Lorsque le navire aura mouillé, il ne pourra plus changer de place sans une permission.
Au mouillage du Canacao, dans l’intérieur des caps, les navires doivent mouiller avec deux ancres N. O. S. O. Plus loin des caps, ils ne peuvent pas se placer entre le télégraphe de Cavite et celui de Manille.
Les navires au mouillage peuvent faire des signaux à leurs consignataires ou propriétaires. Si ces derniers ne pouvaient pas y répondre, l’autorité facilitera les secours demandés toutes les fois que les circonstances le permettront.
En cas de détresse ou de danger, des coups de canon pourront se répéter par intervalles, avec le pavillon hissé.
Ce pavillon sera toujours le pavillon national, et si c’est nécessaire, il en sera hissé un de signal; s’il n’y en avait pas à bord, on le remplacerait par un prélart.

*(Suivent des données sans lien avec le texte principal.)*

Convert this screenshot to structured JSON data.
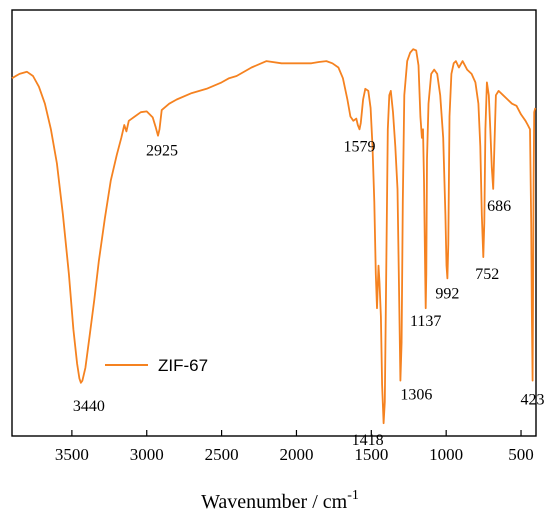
{
  "chart_data": {
    "type": "line",
    "xlabel": "Wavenumber / cm",
    "xlabel_superscript": "-1",
    "xlim": [
      3900,
      400
    ],
    "x_reversed": true,
    "ylim": [
      0,
      100
    ],
    "y_axis_ticks_shown": false,
    "xticks": [
      3500,
      3000,
      2500,
      2000,
      1500,
      1000,
      500
    ],
    "xtick_labels": [
      "3500",
      "3000",
      "2500",
      "2000",
      "1500",
      "1000",
      "500"
    ],
    "legend": {
      "position": "middle-left",
      "entries": [
        "ZIF-67"
      ]
    },
    "series": [
      {
        "name": "ZIF-67",
        "color": "#F58220",
        "points": [
          [
            3900,
            84
          ],
          [
            3850,
            85
          ],
          [
            3800,
            85.5
          ],
          [
            3760,
            84.5
          ],
          [
            3720,
            82
          ],
          [
            3680,
            78
          ],
          [
            3640,
            72
          ],
          [
            3600,
            64
          ],
          [
            3560,
            52
          ],
          [
            3520,
            38
          ],
          [
            3490,
            25
          ],
          [
            3465,
            17
          ],
          [
            3450,
            13.5
          ],
          [
            3440,
            12.5
          ],
          [
            3430,
            13
          ],
          [
            3410,
            16
          ],
          [
            3380,
            24
          ],
          [
            3350,
            32
          ],
          [
            3320,
            41
          ],
          [
            3280,
            51
          ],
          [
            3240,
            60
          ],
          [
            3200,
            66
          ],
          [
            3170,
            70
          ],
          [
            3150,
            73
          ],
          [
            3136,
            71.5
          ],
          [
            3120,
            74
          ],
          [
            3080,
            75
          ],
          [
            3040,
            76
          ],
          [
            3000,
            76.2
          ],
          [
            2960,
            74.8
          ],
          [
            2940,
            72.5
          ],
          [
            2925,
            70.5
          ],
          [
            2915,
            72
          ],
          [
            2900,
            76.5
          ],
          [
            2850,
            78
          ],
          [
            2800,
            79
          ],
          [
            2700,
            80.5
          ],
          [
            2600,
            81.5
          ],
          [
            2500,
            83
          ],
          [
            2450,
            84
          ],
          [
            2400,
            84.5
          ],
          [
            2300,
            86.5
          ],
          [
            2200,
            88
          ],
          [
            2100,
            87.5
          ],
          [
            2000,
            87.5
          ],
          [
            1900,
            87.5
          ],
          [
            1850,
            87.8
          ],
          [
            1800,
            88
          ],
          [
            1760,
            87.5
          ],
          [
            1720,
            86.5
          ],
          [
            1690,
            84
          ],
          [
            1660,
            79
          ],
          [
            1640,
            75
          ],
          [
            1620,
            74
          ],
          [
            1600,
            74.5
          ],
          [
            1590,
            73
          ],
          [
            1579,
            72
          ],
          [
            1570,
            73.5
          ],
          [
            1555,
            79
          ],
          [
            1540,
            81.5
          ],
          [
            1520,
            81
          ],
          [
            1505,
            77
          ],
          [
            1492,
            68
          ],
          [
            1480,
            55
          ],
          [
            1470,
            38
          ],
          [
            1462,
            30
          ],
          [
            1452,
            40
          ],
          [
            1445,
            36
          ],
          [
            1436,
            28
          ],
          [
            1428,
            12
          ],
          [
            1418,
            3
          ],
          [
            1410,
            8
          ],
          [
            1400,
            40
          ],
          [
            1390,
            72
          ],
          [
            1380,
            80
          ],
          [
            1370,
            81
          ],
          [
            1355,
            76
          ],
          [
            1340,
            68
          ],
          [
            1325,
            58
          ],
          [
            1315,
            35
          ],
          [
            1306,
            13
          ],
          [
            1298,
            22
          ],
          [
            1290,
            55
          ],
          [
            1280,
            80
          ],
          [
            1260,
            88
          ],
          [
            1240,
            90
          ],
          [
            1220,
            90.8
          ],
          [
            1200,
            90.5
          ],
          [
            1185,
            87
          ],
          [
            1172,
            75
          ],
          [
            1162,
            70
          ],
          [
            1155,
            72
          ],
          [
            1148,
            60
          ],
          [
            1140,
            38
          ],
          [
            1137,
            30
          ],
          [
            1133,
            38
          ],
          [
            1128,
            65
          ],
          [
            1118,
            78
          ],
          [
            1100,
            85
          ],
          [
            1080,
            86
          ],
          [
            1060,
            85
          ],
          [
            1040,
            80
          ],
          [
            1020,
            70
          ],
          [
            1005,
            52
          ],
          [
            998,
            40
          ],
          [
            992,
            37
          ],
          [
            986,
            45
          ],
          [
            978,
            75
          ],
          [
            965,
            85
          ],
          [
            950,
            87.5
          ],
          [
            935,
            88
          ],
          [
            915,
            86.5
          ],
          [
            890,
            88
          ],
          [
            860,
            86
          ],
          [
            830,
            85
          ],
          [
            805,
            83
          ],
          [
            785,
            78
          ],
          [
            772,
            68
          ],
          [
            762,
            52
          ],
          [
            752,
            42
          ],
          [
            745,
            50
          ],
          [
            738,
            72
          ],
          [
            728,
            83
          ],
          [
            715,
            80
          ],
          [
            705,
            72
          ],
          [
            695,
            63
          ],
          [
            686,
            58
          ],
          [
            678,
            68
          ],
          [
            668,
            80
          ],
          [
            650,
            81
          ],
          [
            620,
            80
          ],
          [
            590,
            79
          ],
          [
            560,
            78
          ],
          [
            530,
            77.5
          ],
          [
            500,
            75.5
          ],
          [
            470,
            74
          ],
          [
            455,
            73
          ],
          [
            440,
            72
          ],
          [
            432,
            50
          ],
          [
            428,
            30
          ],
          [
            423,
            13
          ],
          [
            420,
            30
          ],
          [
            416,
            60
          ],
          [
            412,
            76
          ],
          [
            405,
            77
          ]
        ]
      }
    ],
    "annotations": [
      {
        "text": "3440",
        "x": 3440,
        "y": 12.5
      },
      {
        "text": "2925",
        "x": 2925,
        "y": 70.5
      },
      {
        "text": "1579",
        "x": 1579,
        "y": 72
      },
      {
        "text": "1418",
        "x": 1418,
        "y": 3
      },
      {
        "text": "1306",
        "x": 1306,
        "y": 13
      },
      {
        "text": "1137",
        "x": 1137,
        "y": 30
      },
      {
        "text": "992",
        "x": 992,
        "y": 37
      },
      {
        "text": "752",
        "x": 752,
        "y": 42
      },
      {
        "text": "686",
        "x": 686,
        "y": 58
      },
      {
        "text": "423",
        "x": 423,
        "y": 13
      }
    ]
  }
}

| Secours demandés. | Pavillons. | Coups de canon. |
| Pour une amarre. | 1 au beaupré. | 1 |
| —une ancre. | 1 dans les haubans de misaine. | 1 |
| —amarre et ancre. | 1 au beaupré. | 1 |
| 1 dans les haubans de misaine. | ||
| —une chaloupe. | 2 au mât de misaine. | 1 |
| —révolte à bord. | 1 dans les haubans du grand mât. | 1 |
| —incendie. | 2 à la pomme du grand mât | 2 |
FIN.
[1] Le voyageur, surpris par ces grands incendies qui embrasent souvent plusieurs lieues à la fois, est obligé, pour se soustraire au danger du feu, alors qu’il est encore assez éloigné des flammes qui menacent de l’entourer, de mettre lui-même le feu aux grandes herbes qui sont sur la route. Il se retire ensuite à quelques pas, dans la direction opposée à celle que suivent les flammes poussées par le vent; lorsqu’elles ont détruit toutes les matières combustibles sur leur passage, le voyageur rentre dans l’espace mis à nu, et attend, sans aucun risque, que l’incendie qui le menaçait ait accompli son œuvre de destruction.